Yes, DI did it: the impact of Direct Instruction on literacy outcomes for Very Remote Indigenous schools


In the journal article Did DI do it? The impact of a programme designed to improve literacy for Aboriginal and Torres Strait Islander students in remote schools, Guenther and Osborne (2020) compare schoolwide NAPLAN reading scale scores for 25 Very Remote Indigenous schools implementing Direct Instruction through the Flexible Literacy for Remote Primary Schools Program (‘Flexible Literacy’ or ‘the program’) with those for 118 Very Remote Indigenous schools not involved with the program, to assert the program has not improved literacy outcomes. Good to Great Schools Australia (GGSA) undertook an analysis of the same school data for Reading, Writing, Spelling and Grammar and Punctuation scores. Our findings contradict theirs.

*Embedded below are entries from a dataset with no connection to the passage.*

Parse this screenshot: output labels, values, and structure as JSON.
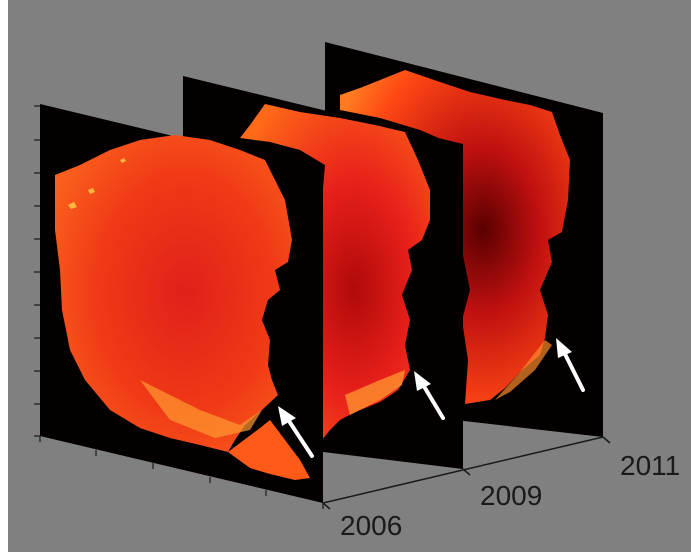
{
  "colors": {
    "figure_bg": "#ffffff",
    "axes_bg": "#808080",
    "slice_bg": "#050000",
    "heat_red": "#e0201a",
    "heat_orange": "#ff5a10",
    "heat_yellow": "#ffe060",
    "heat_dark": "#5a0000",
    "arrow": "#ffffff"
  },
  "slices": [
    {
      "year": "2011",
      "arrow": true
    },
    {
      "year": "2009",
      "arrow": true
    },
    {
      "year": "2006",
      "arrow": true
    }
  ]
}
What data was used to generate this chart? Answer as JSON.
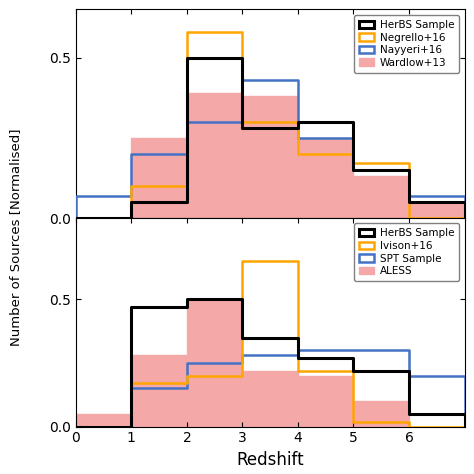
{
  "bin_edges": [
    0,
    1,
    2,
    3,
    4,
    5,
    6,
    7
  ],
  "top": {
    "herbs": [
      0.0,
      0.05,
      0.5,
      0.28,
      0.3,
      0.15,
      0.05
    ],
    "negrello": [
      0.0,
      0.1,
      0.58,
      0.3,
      0.2,
      0.17,
      0.0
    ],
    "nayyeri": [
      0.07,
      0.2,
      0.3,
      0.43,
      0.25,
      0.15,
      0.07
    ],
    "wardlow": [
      0.0,
      0.25,
      0.39,
      0.38,
      0.25,
      0.13,
      0.05
    ],
    "legend_labels": [
      "HerBS Sample",
      "Negrello+16",
      "Nayyeri+16",
      "Wardlow+13"
    ]
  },
  "bottom": {
    "herbs": [
      0.0,
      0.47,
      0.5,
      0.35,
      0.27,
      0.22,
      0.05
    ],
    "ivison": [
      0.0,
      0.17,
      0.2,
      0.65,
      0.22,
      0.02,
      0.0
    ],
    "spt": [
      0.0,
      0.15,
      0.25,
      0.28,
      0.3,
      0.3,
      0.2
    ],
    "aless": [
      0.05,
      0.28,
      0.5,
      0.22,
      0.2,
      0.1,
      0.0
    ],
    "legend_labels": [
      "HerBS Sample",
      "Ivison+16",
      "SPT Sample",
      "ALESS"
    ]
  },
  "colors": {
    "herbs": "#000000",
    "orange": "#FFA500",
    "blue": "#4472C4",
    "pink_fill": "#F4A9A8"
  },
  "ylabel": "Number of Sources [Normalised]",
  "xlabel": "Redshift",
  "xlim": [
    0,
    7
  ]
}
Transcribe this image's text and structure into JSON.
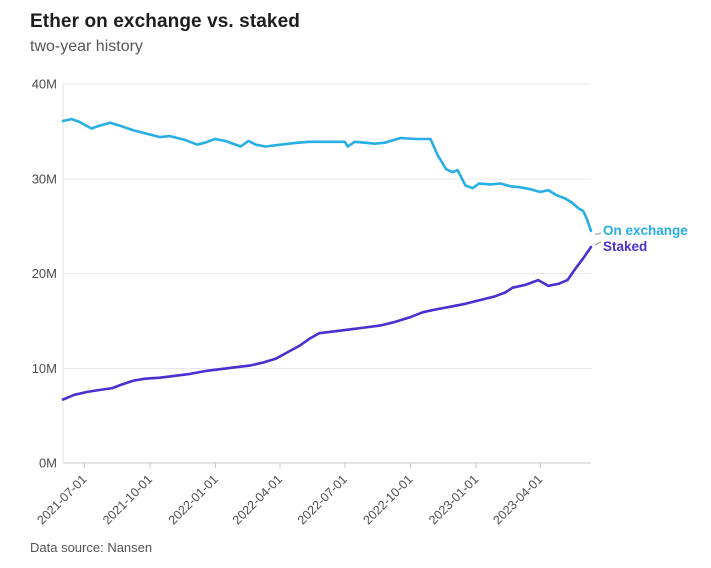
{
  "header": {
    "title": "Ether on exchange vs. staked",
    "subtitle": "two-year history"
  },
  "footer": {
    "source_label": "Data source: Nansen"
  },
  "chart_data": {
    "type": "line",
    "title": "Ether on exchange vs. staked",
    "subtitle": "two-year history",
    "xlabel": "",
    "ylabel": "",
    "y_unit": "M ETH",
    "ylim": [
      0,
      40
    ],
    "grid": "horizontal",
    "legend_position": "right-of-line-ends",
    "x_domain": [
      "2021-06-01",
      "2023-06-11"
    ],
    "x_ticks": [
      "2021-07-01",
      "2021-10-01",
      "2022-01-01",
      "2022-04-01",
      "2022-07-01",
      "2022-10-01",
      "2023-01-01",
      "2023-04-01"
    ],
    "y_ticks": [
      {
        "value": 0,
        "label": "0M"
      },
      {
        "value": 10,
        "label": "10M"
      },
      {
        "value": 20,
        "label": "20M"
      },
      {
        "value": 30,
        "label": "30M"
      },
      {
        "value": 40,
        "label": "40M"
      }
    ],
    "series": [
      {
        "name": "On exchange",
        "color": "#27aee4",
        "points": [
          [
            "2021-06-01",
            36.1
          ],
          [
            "2021-06-13",
            36.3
          ],
          [
            "2021-06-24",
            36.0
          ],
          [
            "2021-07-11",
            35.3
          ],
          [
            "2021-07-22",
            35.6
          ],
          [
            "2021-08-06",
            35.9
          ],
          [
            "2021-08-20",
            35.6
          ],
          [
            "2021-09-08",
            35.1
          ],
          [
            "2021-09-24",
            34.8
          ],
          [
            "2021-10-15",
            34.4
          ],
          [
            "2021-10-29",
            34.5
          ],
          [
            "2021-11-19",
            34.1
          ],
          [
            "2021-12-06",
            33.6
          ],
          [
            "2021-12-17",
            33.8
          ],
          [
            "2021-12-31",
            34.2
          ],
          [
            "2022-01-14",
            34.0
          ],
          [
            "2022-02-05",
            33.4
          ],
          [
            "2022-02-16",
            34.0
          ],
          [
            "2022-02-26",
            33.6
          ],
          [
            "2022-03-12",
            33.4
          ],
          [
            "2022-04-03",
            33.6
          ],
          [
            "2022-04-26",
            33.8
          ],
          [
            "2022-05-12",
            33.9
          ],
          [
            "2022-05-29",
            33.9
          ],
          [
            "2022-06-17",
            33.9
          ],
          [
            "2022-07-01",
            33.9
          ],
          [
            "2022-07-05",
            33.4
          ],
          [
            "2022-07-15",
            33.9
          ],
          [
            "2022-07-29",
            33.8
          ],
          [
            "2022-08-12",
            33.7
          ],
          [
            "2022-08-26",
            33.8
          ],
          [
            "2022-09-17",
            34.3
          ],
          [
            "2022-10-08",
            34.2
          ],
          [
            "2022-10-29",
            34.2
          ],
          [
            "2022-11-08",
            32.5
          ],
          [
            "2022-11-20",
            31.0
          ],
          [
            "2022-11-29",
            30.7
          ],
          [
            "2022-12-06",
            30.9
          ],
          [
            "2022-12-17",
            29.3
          ],
          [
            "2022-12-27",
            29.0
          ],
          [
            "2023-01-05",
            29.5
          ],
          [
            "2023-01-21",
            29.4
          ],
          [
            "2023-02-04",
            29.5
          ],
          [
            "2023-02-18",
            29.2
          ],
          [
            "2023-03-04",
            29.1
          ],
          [
            "2023-03-18",
            28.9
          ],
          [
            "2023-04-01",
            28.6
          ],
          [
            "2023-04-12",
            28.8
          ],
          [
            "2023-04-23",
            28.3
          ],
          [
            "2023-05-06",
            27.9
          ],
          [
            "2023-05-15",
            27.5
          ],
          [
            "2023-05-24",
            26.9
          ],
          [
            "2023-05-31",
            26.6
          ],
          [
            "2023-06-05",
            25.8
          ],
          [
            "2023-06-11",
            24.5
          ]
        ]
      },
      {
        "name": "Staked",
        "color": "#4c2fd1",
        "points": [
          [
            "2021-06-01",
            6.7
          ],
          [
            "2021-06-17",
            7.2
          ],
          [
            "2021-07-05",
            7.5
          ],
          [
            "2021-07-22",
            7.7
          ],
          [
            "2021-08-09",
            7.9
          ],
          [
            "2021-08-23",
            8.3
          ],
          [
            "2021-09-08",
            8.7
          ],
          [
            "2021-09-24",
            8.9
          ],
          [
            "2021-10-15",
            9.0
          ],
          [
            "2021-11-05",
            9.2
          ],
          [
            "2021-11-26",
            9.4
          ],
          [
            "2021-12-17",
            9.7
          ],
          [
            "2022-01-07",
            9.9
          ],
          [
            "2022-01-28",
            10.1
          ],
          [
            "2022-02-19",
            10.3
          ],
          [
            "2022-03-08",
            10.6
          ],
          [
            "2022-03-26",
            11.0
          ],
          [
            "2022-04-12",
            11.7
          ],
          [
            "2022-04-29",
            12.4
          ],
          [
            "2022-05-12",
            13.1
          ],
          [
            "2022-05-26",
            13.7
          ],
          [
            "2022-06-17",
            13.9
          ],
          [
            "2022-07-08",
            14.1
          ],
          [
            "2022-07-29",
            14.3
          ],
          [
            "2022-08-19",
            14.5
          ],
          [
            "2022-09-10",
            14.9
          ],
          [
            "2022-10-01",
            15.4
          ],
          [
            "2022-10-18",
            15.9
          ],
          [
            "2022-11-05",
            16.2
          ],
          [
            "2022-11-26",
            16.5
          ],
          [
            "2022-12-17",
            16.8
          ],
          [
            "2023-01-07",
            17.2
          ],
          [
            "2023-01-28",
            17.6
          ],
          [
            "2023-02-11",
            18.0
          ],
          [
            "2023-02-21",
            18.5
          ],
          [
            "2023-03-11",
            18.8
          ],
          [
            "2023-03-29",
            19.3
          ],
          [
            "2023-04-12",
            18.7
          ],
          [
            "2023-04-26",
            18.9
          ],
          [
            "2023-05-09",
            19.3
          ],
          [
            "2023-05-20",
            20.5
          ],
          [
            "2023-05-31",
            21.6
          ],
          [
            "2023-06-11",
            22.8
          ]
        ]
      }
    ]
  },
  "colors": {
    "on_exchange_line": "#27aee4",
    "staked_line": "#4c2fd1",
    "gridline": "#e8e8e8",
    "axis_text": "#4d4d4d",
    "title_text": "#1d1d1d",
    "leader_mark": "#9aa0a6"
  }
}
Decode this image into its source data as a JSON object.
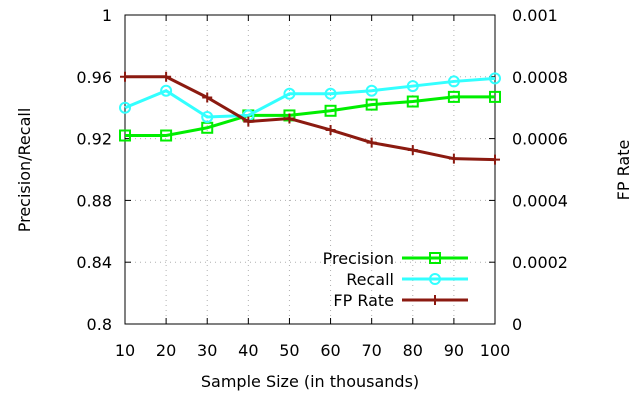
{
  "chart_data": {
    "type": "line",
    "title": "",
    "xlabel": "Sample Size (in thousands)",
    "ylabel": "Precision/Recall",
    "y2label": "FP Rate",
    "x": [
      10,
      20,
      30,
      40,
      50,
      60,
      70,
      80,
      90,
      100
    ],
    "xlim": [
      10,
      100
    ],
    "ylim": [
      0.8,
      1.0
    ],
    "y2lim": [
      0,
      0.001
    ],
    "xticks": [
      "10",
      "20",
      "30",
      "40",
      "50",
      "60",
      "70",
      "80",
      "90",
      "100"
    ],
    "yticks": [
      "0.8",
      "0.84",
      "0.88",
      "0.92",
      "0.96",
      "1"
    ],
    "y2ticks": [
      "0",
      "0.0002",
      "0.0004",
      "0.0006",
      "0.0008",
      "0.001"
    ],
    "grid": true,
    "legend_position": "bottom-right",
    "series": [
      {
        "name": "Precision",
        "axis": "left",
        "marker": "square",
        "color": "#00ee00",
        "values": [
          0.922,
          0.922,
          0.927,
          0.935,
          0.935,
          0.938,
          0.942,
          0.944,
          0.947,
          0.947
        ]
      },
      {
        "name": "Recall",
        "axis": "left",
        "marker": "circle",
        "color": "#33ffff",
        "values": [
          0.94,
          0.951,
          0.934,
          0.935,
          0.949,
          0.949,
          0.951,
          0.954,
          0.957,
          0.959
        ]
      },
      {
        "name": "FP Rate",
        "axis": "right",
        "marker": "plus",
        "color": "#8b1a10",
        "values": [
          0.0008,
          0.0008,
          0.000733,
          0.000655,
          0.000665,
          0.000628,
          0.000587,
          0.000563,
          0.000535,
          0.000532
        ]
      }
    ]
  }
}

In all areas, schools participating in the program show significant growth compared with all Australian and all Very Remote Indigenous schools. In Reading, schools involved in the program from 2015 to 2017 averaged 124% growth, while the average growth for comparable ages was 19 and 34% for Australian and Very Remote Indigenous schools, respectively. In Grammar and Punctuation schools involved in the program in the same period grew 180%, whilst growth for Australian schools was 15%, and for Very Remote Indigenous schools, 28%. These contrasting results illustrate the importance of evaluating growth to assess the impact of educational programs, rather than achievement alone, particularly in the case of Very Remote Indigenous schools where achievement levels are far below Australian grade levels. Guenther and Osborne’s comparison of achievement across schools rather than measuring growth within schools obscures real gains and is misleading.